C’est de trouver l’argent. La principale difficulté consiste à financer des projets qui n’ont pas d’intérêt commercial. On fait de l’aventure, on n’est pas sûr de réussir. La première chose qu’on dit à nos sponsors et qui figure dans la première ligne du contrat, c’est qu’on ne leur garantit pas la réussite, même si on va tout faire pour réussir.
Le projet est un peu freiné?
On a perdu une année à cause des ailes, que l’on a cassées en juillet 2018. Il faut comprendre pourquoi ça a cassé, et on en a profité pour optimiser. Après, on a appris que l’assurance qui s’était engagée à couvrir le cas par écrit ne voulait pas payer. Ça veut dire qu’il faut nous organiser pour défendre nos intérêts et trouver une solution. Cet incident coûte un demimillion.
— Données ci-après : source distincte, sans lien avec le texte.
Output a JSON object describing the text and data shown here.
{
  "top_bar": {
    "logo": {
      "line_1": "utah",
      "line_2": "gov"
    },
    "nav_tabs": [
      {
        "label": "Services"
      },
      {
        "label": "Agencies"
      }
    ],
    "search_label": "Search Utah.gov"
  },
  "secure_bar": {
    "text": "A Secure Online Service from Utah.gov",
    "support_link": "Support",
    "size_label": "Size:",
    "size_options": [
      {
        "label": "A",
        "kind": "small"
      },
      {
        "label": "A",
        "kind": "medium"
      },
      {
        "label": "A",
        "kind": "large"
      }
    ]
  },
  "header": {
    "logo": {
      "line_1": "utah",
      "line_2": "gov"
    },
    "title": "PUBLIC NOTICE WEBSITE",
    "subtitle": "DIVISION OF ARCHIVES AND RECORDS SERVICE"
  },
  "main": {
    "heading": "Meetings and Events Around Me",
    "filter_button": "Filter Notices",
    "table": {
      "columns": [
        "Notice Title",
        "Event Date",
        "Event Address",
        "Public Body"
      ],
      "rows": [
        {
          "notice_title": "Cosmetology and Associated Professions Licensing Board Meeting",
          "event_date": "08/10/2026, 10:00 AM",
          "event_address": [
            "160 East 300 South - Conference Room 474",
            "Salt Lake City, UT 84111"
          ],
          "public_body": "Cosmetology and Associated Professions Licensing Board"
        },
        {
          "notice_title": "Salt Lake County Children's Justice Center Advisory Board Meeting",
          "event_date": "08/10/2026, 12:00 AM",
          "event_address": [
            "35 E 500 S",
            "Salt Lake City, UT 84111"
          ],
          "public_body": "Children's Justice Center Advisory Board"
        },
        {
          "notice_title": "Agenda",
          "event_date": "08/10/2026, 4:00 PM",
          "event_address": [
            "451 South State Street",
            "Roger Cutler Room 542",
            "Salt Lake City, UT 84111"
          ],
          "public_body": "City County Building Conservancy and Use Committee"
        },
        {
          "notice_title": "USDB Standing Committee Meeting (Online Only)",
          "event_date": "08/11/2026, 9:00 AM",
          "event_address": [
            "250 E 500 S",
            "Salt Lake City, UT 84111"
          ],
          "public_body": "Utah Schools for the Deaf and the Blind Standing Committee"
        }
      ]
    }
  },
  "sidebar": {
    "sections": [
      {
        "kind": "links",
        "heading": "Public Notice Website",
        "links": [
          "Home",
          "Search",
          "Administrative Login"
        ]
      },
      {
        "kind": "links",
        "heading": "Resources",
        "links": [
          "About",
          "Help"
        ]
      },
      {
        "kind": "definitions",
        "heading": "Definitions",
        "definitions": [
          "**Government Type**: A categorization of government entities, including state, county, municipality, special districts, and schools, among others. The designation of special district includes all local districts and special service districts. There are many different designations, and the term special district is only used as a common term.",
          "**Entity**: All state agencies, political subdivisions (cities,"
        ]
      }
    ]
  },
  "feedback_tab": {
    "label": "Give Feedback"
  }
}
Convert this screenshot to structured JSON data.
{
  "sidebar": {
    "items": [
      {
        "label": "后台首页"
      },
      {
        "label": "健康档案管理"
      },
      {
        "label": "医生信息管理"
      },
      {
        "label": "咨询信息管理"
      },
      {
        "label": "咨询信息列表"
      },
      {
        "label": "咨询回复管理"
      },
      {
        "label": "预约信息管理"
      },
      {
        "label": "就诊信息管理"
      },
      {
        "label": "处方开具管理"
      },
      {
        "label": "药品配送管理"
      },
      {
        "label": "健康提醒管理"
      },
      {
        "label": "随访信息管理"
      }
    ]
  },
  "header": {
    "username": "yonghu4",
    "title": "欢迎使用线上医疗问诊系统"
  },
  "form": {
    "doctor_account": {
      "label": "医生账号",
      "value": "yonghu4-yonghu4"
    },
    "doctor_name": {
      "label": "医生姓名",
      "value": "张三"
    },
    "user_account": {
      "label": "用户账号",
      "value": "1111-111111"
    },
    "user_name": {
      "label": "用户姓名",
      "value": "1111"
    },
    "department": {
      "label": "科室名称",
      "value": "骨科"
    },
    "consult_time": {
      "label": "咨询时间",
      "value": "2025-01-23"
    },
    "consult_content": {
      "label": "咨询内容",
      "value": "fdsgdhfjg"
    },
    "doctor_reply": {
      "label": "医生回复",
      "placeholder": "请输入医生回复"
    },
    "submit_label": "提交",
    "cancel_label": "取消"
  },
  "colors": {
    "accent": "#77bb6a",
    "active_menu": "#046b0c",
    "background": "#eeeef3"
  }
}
On prend des risques, mais je ne dépense pas l’argent que je n’ai pas.
Il faut prendre son temps?
Il faut être tenace.
Vous ne vous donnez pas de calendrier?
Si vous n’avez pas de calendrier, vous n’y arrivez jamais. Notre vol record dans la stratosphère, c’est dès 2021.
Un vol de quelle durée?
3 heures pour monter et entre 3 et 6 heures pour redescendre.
Combien de temps dans la stratosphère?
Ça dépend de l’altitude qu’on va atteindre. La stratosphère, c’est 16-17 km, si on arrive à 18 km, ça va être une demiheure. Si on peut aller plus haut, ce sera peut-être une heure.
Vous vous préparez physiquement?
Il s’agit de ne pas dépasser 100 kilos avec la combinaison qui fait 30 kilos, donc je dois perdre 10 kilos.
En attendant, vous allez partir en expédition?
On part des Malouines le 30 novembre et on revient à Ushuaia début janvier. Une expédition en Antarctique avec un marin de légende, Eric Loizeau, et Laurence de la Ferrière, la première femme à avoir traversé le continent antarctique. Nous allons vérifier quelle est la situation dans cette région caractérisée par un changement climatique extrêmement important. J’y vais avec le même kayak solaire avec lequel j’avais fait en 2015 une tentative du passage Nord-Ouest de l’océan Arctique.
Quel enfant étiez-vous?
J’étais un peu particulier. J’étais un cancre, je me suis réveillé très tard. A 15 ans, les filles ça ne m’intéressait pas, j’allais faire des cabanes dans la forêt. Je construisais des caisses à savon, à 12 ans j’ai voulu faire un deltaplane. Il n’a jamais volé. J’ai toujours essayé de faire des trucs un peu fou.